Tenor's Tonsillectomy
Singing at Manhattan's Metropolitan Opera House leaves many a tenor with a swollen head but Tenor Tito Schipa who lately finished his first season there was left with swollen tonsils. He sped to Los Angeles where last week Surgeon Edward Russell Kellogg proceeded to remove them, to adjust, as he said. Tenor Schipa's "epiglottal space." Six weeks will pass before the operation's results will be known but then Dr. Kellogg hopes that Schipa will find the range of his voice higher by two or four notes.
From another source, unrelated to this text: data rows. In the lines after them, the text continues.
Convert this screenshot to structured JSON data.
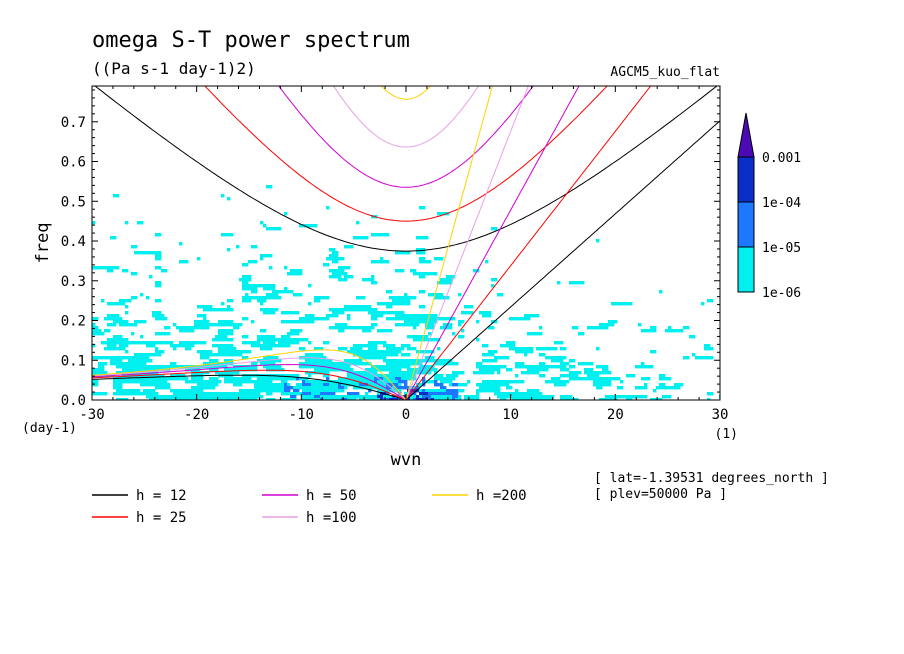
{
  "chart_data": {
    "type": "heatmap",
    "title": "omega S-T power spectrum",
    "subtitle": "((Pa s-1 day-1)2)",
    "model_label": "AGCM5_kuo_flat",
    "xlabel": "wvn",
    "ylabel": "freq",
    "x_unit": "(1)",
    "y_unit": "(day-1)",
    "xlim": [
      -30,
      30
    ],
    "ylim": [
      0,
      0.79
    ],
    "x_ticks": [
      "-30",
      "-20",
      "-10",
      "0",
      "10",
      "20",
      "30"
    ],
    "x_tick_values": [
      -30,
      -20,
      -10,
      0,
      10,
      20,
      30
    ],
    "y_ticks": [
      "0.0",
      "0.1",
      "0.2",
      "0.3",
      "0.4",
      "0.5",
      "0.6",
      "0.7"
    ],
    "y_tick_values": [
      0,
      0.1,
      0.2,
      0.3,
      0.4,
      0.5,
      0.6,
      0.7
    ],
    "colorbar": {
      "labels": [
        "0.001",
        "1e-04",
        "1e-05",
        "1e-06"
      ],
      "colors": [
        "#4b0ab4",
        "#0a2ec8",
        "#1e78ff",
        "#00f0f0"
      ]
    },
    "dispersion_curves": [
      {
        "name": "h = 12",
        "h": 12,
        "color": "#000000"
      },
      {
        "name": "h = 25",
        "h": 25,
        "color": "#ff0000"
      },
      {
        "name": "h = 50",
        "h": 50,
        "color": "#d200d2"
      },
      {
        "name": "h =100",
        "h": 100,
        "color": "#e6a0e6"
      },
      {
        "name": "h =200",
        "h": 200,
        "color": "#ffd200"
      }
    ],
    "info": [
      "[ lat=-1.39531 degrees_north ]",
      "[ plev=50000 Pa ]"
    ]
  }
}
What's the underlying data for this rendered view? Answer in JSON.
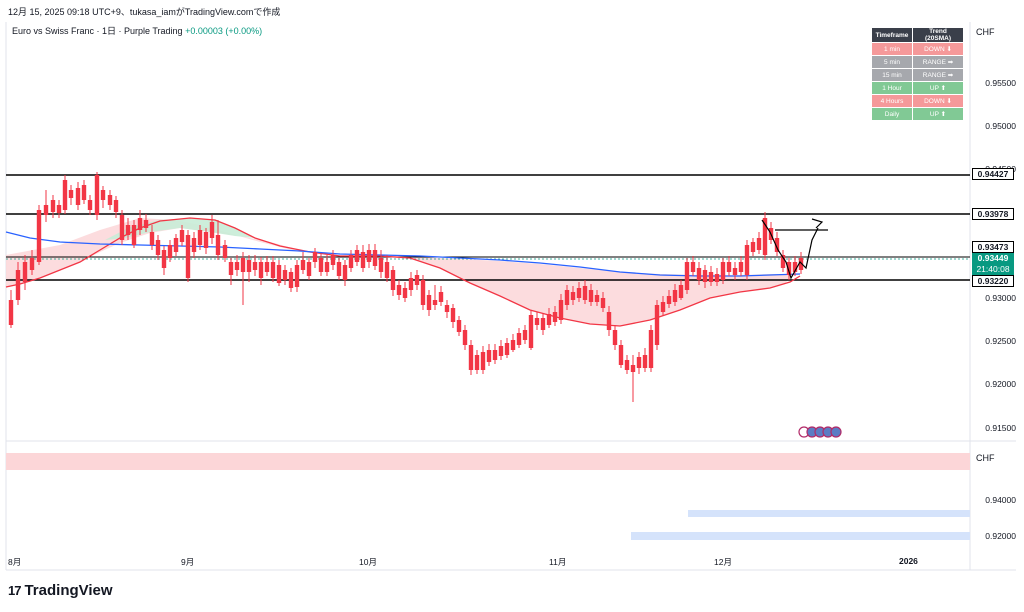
{
  "header": {
    "timestamp_line": "12月 15, 2025 09:18 UTC+9、tukasa_iamがTradingView.comで作成"
  },
  "legend": {
    "symbol": "Euro vs Swiss Franc · 1日 · Purple Trading",
    "change": "+0.00003 (+0.00%)"
  },
  "currency": "CHF",
  "trend_table": {
    "headers": [
      "Timeframe",
      "Trend (20SMA)"
    ],
    "rows": [
      {
        "timeframe": "1 min",
        "trend": "DOWN",
        "arrow": "⬇",
        "color": "#f5999a"
      },
      {
        "timeframe": "5 min",
        "trend": "RANGE",
        "arrow": "➡",
        "color": "#a6a8ad"
      },
      {
        "timeframe": "15 min",
        "trend": "RANGE",
        "arrow": "➡",
        "color": "#a6a8ad"
      },
      {
        "timeframe": "1 Hour",
        "trend": "UP",
        "arrow": "⬆",
        "color": "#81c995"
      },
      {
        "timeframe": "4 Hours",
        "trend": "DOWN",
        "arrow": "⬇",
        "color": "#f5999a"
      },
      {
        "timeframe": "Daily",
        "trend": "UP",
        "arrow": "⬆",
        "color": "#81c995"
      }
    ]
  },
  "price_axis": {
    "ticks": [
      "0.95500",
      "0.95000",
      "0.94500",
      "0.93000",
      "0.92500",
      "0.92000",
      "0.91500"
    ]
  },
  "level_labels": {
    "l1": "0.94427",
    "l2": "0.93978",
    "l3": "0.93473",
    "l4": "0.93220",
    "current": "0.93449",
    "countdown": "21:40:08"
  },
  "sub_axis": {
    "ticks": [
      "0.94000",
      "0.92000"
    ]
  },
  "time_axis": {
    "labels": [
      "8月",
      "9月",
      "10月",
      "11月",
      "12月",
      "2026"
    ]
  },
  "colors": {
    "up": "#089981",
    "down": "#f23645",
    "ma_red": "#f23645",
    "ma_blue": "#2962ff",
    "fill_red": "#fcd6d8",
    "fill_green": "#c8ecd7"
  },
  "logo": {
    "text": "TradingView"
  }
}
Torchsinger Libby Holman's tonsillectomy had opposite results. Her voice became lower, huskier, made her Broadway's overnight rage. Tampering with singers' throats is always dangerous. If Tito Schipa's voice should drop like Torch-singer Holman's, he might have to renounce his romantic tenor roles, become a villainous baritone.
*One of the many women whose names have been linked with Scotti's. Others were Sopranos Lillian Nordica, Emma Eames. Geraldine Farrar, Anna Fitziu. Actress Charlotte Ives and Mary Leavy, New York heiress who married a Spanish erandee. Undomestic Scotti was not the marrying kind.